Лоб разбил, бок ушиб, руку сломал. Сломал я правую руку в двух местах, вот беда так беда. Хирург – мужик понимающий попался – сказал утешительно, белую руку свою длиннопалую на мой гипс положил и сказал: пока правая срастётся, надо учиться писать левой. Она, мол, меня ещё поразит, левая, она вроде как с другим полушарием в мозгу связана. Люди, сказал хирург, находят нового себя, сменив руку. Ну, спасибочки на утешении, только я себя сорок лет как уже нашёл. Новый я мне вроде как ни к чему.
Прав был ушлый хирург, ох как прав: поразила меня моя левая, поразила, но не обрадовала. Она, гадина, не то чтобы вовсе писать не умела, нет, умела она, хоть и медленно. Она, гадюка подколодная, иначе писала – как не моя.
Я художник честный, себя уважаю – как вижу, так пишу. Когда правой рукой работаю, свет и тень вижу кусками, смачными такими блямбами, увесистыми ломтями, как добрая хозяйка режет хлеб и масло толсто на хлеб намазывает. Краску я кладу грубо, объёмно, мои полотна можно пальцами читать, как шрифт для слепых. Мой способ видеть, он со мною рос, он – это я. А вот поди ж ты. Лучше б я не пытался левой писать, лучше б я не знал, как легко себя, родимого, потерять.
Левая вела точную линию, клала верную тень, соблюдала пропорции – ну чисто тебе фотография. Что на сетчатке, то и на холсте, – передвижник какой-то, а не я. Мучился я неделю, а может две. Кучу холстов перепортил, в угол побросал, в мусорный мешок.
Одно хорошо: левая масла много не брала, тонко писала – не жалко выкидывать. Посмотрел я на это дело, подумал – и вовсе масла ей не стал давать. Дал ей уголь и бумагу, пусть тешится. К тому времени она поднаторела, обнаглела, скорость набрала, и ну выписывать, как водяная змея в пруду. Обрадовалась. Да и мне, честно сказать, реалистический этот разврат как-то легче в чёрно-белом виде перенести.

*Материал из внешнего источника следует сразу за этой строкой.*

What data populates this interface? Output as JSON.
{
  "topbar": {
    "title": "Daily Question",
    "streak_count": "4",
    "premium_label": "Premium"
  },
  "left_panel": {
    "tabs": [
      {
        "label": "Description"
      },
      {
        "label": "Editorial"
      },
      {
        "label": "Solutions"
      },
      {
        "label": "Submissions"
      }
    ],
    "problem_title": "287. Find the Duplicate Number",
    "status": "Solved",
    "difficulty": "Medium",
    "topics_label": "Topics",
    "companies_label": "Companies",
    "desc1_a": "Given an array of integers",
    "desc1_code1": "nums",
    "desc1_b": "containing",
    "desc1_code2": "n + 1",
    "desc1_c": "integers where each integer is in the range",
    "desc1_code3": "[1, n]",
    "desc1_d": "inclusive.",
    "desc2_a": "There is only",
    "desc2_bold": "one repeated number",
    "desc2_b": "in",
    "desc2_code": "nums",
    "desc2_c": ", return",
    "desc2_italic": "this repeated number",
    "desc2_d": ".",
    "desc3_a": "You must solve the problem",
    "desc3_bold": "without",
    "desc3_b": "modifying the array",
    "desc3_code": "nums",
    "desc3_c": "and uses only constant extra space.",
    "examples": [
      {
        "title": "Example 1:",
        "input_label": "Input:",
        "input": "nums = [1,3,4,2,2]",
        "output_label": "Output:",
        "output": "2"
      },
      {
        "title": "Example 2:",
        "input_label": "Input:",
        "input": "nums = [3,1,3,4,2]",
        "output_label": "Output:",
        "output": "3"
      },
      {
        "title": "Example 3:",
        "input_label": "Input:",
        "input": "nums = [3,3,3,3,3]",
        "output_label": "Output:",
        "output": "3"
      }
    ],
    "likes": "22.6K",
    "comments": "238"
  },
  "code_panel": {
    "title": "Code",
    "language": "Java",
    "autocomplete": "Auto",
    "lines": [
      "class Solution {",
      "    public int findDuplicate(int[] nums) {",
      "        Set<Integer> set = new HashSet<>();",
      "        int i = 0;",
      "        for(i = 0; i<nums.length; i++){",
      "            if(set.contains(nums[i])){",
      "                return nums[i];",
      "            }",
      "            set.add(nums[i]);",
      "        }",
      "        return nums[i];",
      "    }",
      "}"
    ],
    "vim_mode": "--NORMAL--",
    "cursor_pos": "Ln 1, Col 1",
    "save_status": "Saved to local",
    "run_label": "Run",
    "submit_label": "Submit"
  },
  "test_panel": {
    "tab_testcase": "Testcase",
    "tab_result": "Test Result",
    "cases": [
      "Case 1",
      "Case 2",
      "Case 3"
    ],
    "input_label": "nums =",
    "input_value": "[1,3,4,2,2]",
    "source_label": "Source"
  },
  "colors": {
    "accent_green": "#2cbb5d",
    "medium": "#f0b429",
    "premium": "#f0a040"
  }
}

Набацала она натюрмортов, автопортретов, видов из окна, облаков в небе, зонтов на улице – по самое не хочу. Собрал я листы и потащил в галерею, к галерейщице знакомой потащил я их, как на мусорник. Ну и что? Вышло, как я думал. Как я думал, ровнёхонько так и вышло. Приняла галерейщица рисунки, всё взяла, ещё и разохалась: ах, верная линия! Ах, передача фактуры! Ах, зря вы, Яков, столько лет с маслом потеряли, вы прирожденный график. Несите ещё!
Ничего не сказал я, ничего не сказал на это, повернулся и ушёл в печали и скорби. Была б она мужиком, дал бы в морду – и всё понятно, – а так, что говорить? Праворукие гениальные работы мои она не брала, а этого гладкописцапустоглазого взяла на «ура».
Ну вот, прошла неделя. Или две. Зашёл я в галерею, огреб денег, накупил масла, какого только захотел, и жду. Завтра снимут гипс, завтра я стану собой, непризнанным гениальным собой стану я, вернусь к себе, как блудный сын, – и буду беден и счастлив.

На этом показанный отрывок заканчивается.